Teknisk Tidskrift (1871 – March 1872 Illustrerad Teknisk Tidning) was founded in 1871 by Swedish marine engineer Wilhelm Hoffstedt (1841–1907). A forerunner to Ny Teknik, it has since its establishment been considered one of the leading journals in Sweden for the publication of findings in technology and engineering. It was first published in Norrköping and then in Stockholm until 1977 when it folded.

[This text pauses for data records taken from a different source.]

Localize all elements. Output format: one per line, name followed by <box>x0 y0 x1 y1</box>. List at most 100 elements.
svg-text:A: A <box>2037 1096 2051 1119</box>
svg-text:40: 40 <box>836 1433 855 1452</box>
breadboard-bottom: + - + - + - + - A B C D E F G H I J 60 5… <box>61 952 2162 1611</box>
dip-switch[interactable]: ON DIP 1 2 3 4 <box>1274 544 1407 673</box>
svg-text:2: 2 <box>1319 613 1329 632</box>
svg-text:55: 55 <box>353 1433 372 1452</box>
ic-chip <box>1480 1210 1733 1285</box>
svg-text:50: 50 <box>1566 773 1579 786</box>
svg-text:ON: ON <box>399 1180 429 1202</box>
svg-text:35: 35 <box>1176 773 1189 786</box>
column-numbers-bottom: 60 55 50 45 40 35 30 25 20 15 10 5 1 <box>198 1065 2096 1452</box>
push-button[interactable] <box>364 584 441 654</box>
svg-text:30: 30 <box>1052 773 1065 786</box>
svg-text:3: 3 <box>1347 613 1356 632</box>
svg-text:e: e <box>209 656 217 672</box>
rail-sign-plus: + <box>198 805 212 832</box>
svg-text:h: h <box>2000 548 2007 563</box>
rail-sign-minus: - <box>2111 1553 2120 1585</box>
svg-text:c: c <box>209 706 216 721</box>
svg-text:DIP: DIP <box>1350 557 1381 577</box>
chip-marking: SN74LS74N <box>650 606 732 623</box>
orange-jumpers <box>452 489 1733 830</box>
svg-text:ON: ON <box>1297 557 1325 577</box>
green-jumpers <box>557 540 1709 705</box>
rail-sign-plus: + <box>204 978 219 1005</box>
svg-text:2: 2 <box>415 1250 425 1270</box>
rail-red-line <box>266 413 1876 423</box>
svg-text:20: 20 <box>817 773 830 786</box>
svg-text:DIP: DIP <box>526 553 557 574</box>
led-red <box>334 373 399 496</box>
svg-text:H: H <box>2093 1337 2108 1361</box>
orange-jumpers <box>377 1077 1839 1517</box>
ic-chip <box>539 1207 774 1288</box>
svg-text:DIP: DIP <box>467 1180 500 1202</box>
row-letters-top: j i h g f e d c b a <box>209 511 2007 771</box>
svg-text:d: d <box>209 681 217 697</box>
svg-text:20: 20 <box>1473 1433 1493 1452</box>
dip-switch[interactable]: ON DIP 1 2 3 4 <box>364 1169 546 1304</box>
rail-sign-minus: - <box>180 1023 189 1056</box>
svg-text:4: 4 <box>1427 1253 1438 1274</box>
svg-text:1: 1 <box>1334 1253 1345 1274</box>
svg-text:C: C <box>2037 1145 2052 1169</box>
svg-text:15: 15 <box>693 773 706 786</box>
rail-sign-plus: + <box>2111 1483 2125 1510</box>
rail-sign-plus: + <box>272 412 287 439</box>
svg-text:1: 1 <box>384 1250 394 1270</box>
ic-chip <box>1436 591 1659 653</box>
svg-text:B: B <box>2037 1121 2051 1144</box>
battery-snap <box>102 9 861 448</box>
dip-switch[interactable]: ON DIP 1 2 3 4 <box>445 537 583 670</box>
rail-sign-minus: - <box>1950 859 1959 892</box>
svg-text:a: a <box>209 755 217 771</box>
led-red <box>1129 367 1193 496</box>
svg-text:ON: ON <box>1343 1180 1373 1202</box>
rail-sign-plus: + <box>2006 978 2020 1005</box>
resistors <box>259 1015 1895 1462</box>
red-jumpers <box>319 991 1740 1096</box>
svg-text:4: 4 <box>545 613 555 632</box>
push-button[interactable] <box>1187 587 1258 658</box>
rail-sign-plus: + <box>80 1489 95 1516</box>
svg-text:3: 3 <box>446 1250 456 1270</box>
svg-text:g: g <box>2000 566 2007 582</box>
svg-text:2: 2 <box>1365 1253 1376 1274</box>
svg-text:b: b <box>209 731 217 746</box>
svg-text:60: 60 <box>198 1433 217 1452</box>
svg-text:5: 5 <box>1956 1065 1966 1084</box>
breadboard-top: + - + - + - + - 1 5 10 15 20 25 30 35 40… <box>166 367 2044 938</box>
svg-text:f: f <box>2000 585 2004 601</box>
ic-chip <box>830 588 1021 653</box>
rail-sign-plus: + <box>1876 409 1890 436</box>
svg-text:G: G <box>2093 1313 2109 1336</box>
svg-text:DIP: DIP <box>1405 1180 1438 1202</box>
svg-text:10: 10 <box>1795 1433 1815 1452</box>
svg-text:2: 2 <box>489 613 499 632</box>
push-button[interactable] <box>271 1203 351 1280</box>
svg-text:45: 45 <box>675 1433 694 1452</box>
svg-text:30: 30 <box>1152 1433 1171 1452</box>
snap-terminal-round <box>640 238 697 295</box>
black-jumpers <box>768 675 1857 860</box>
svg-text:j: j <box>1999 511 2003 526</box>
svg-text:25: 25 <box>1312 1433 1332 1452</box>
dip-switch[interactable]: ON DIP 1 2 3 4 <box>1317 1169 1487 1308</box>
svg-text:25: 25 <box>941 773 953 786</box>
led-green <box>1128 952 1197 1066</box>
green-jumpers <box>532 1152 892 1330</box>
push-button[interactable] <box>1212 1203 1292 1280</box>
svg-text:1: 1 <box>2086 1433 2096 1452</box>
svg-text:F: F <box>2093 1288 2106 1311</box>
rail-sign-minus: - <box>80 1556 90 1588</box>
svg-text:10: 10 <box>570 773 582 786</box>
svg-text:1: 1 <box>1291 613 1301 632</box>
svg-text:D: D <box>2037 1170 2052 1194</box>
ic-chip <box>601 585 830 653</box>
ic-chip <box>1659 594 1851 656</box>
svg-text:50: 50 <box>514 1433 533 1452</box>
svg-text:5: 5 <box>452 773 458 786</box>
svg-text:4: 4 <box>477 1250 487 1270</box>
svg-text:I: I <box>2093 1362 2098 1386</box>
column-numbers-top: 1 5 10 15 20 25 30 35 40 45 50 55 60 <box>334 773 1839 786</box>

The journal was divided into a general part and various specialized sections on mechanical engineering, electrical engineering, chemistry and mining engineering (including metallurgy), shipbuilding, architecture and civil engineering. These specialized sections representing the various departments of the Swedish Teknologföreningen reflected the educational structure of the Royal Institute of Technology. A supplement on Arkitektur och dekorativ konst (architecture and decorative arts, 1901-1922) developed into an independent journal Arkitektur. Teknisk Tidskrifts general edition was published once a week and the specialized editions once a month. In the autumn of 1967, the name of the weekly edition was changed to Ny Teknik which had a more popular scientific format.

In 1967, the publishing house Teknisk Tidskrifts förlag changed its name to Ingenjörsförlaget and in 1990 to E + T Förlag (Ekonomi & Teknik Förlag AB), after a merger with Affärsvärlden. In October 2005, E + T Förlag was sold to the Finnish Talentum Oy, publisher of the business magazine Talouselämä.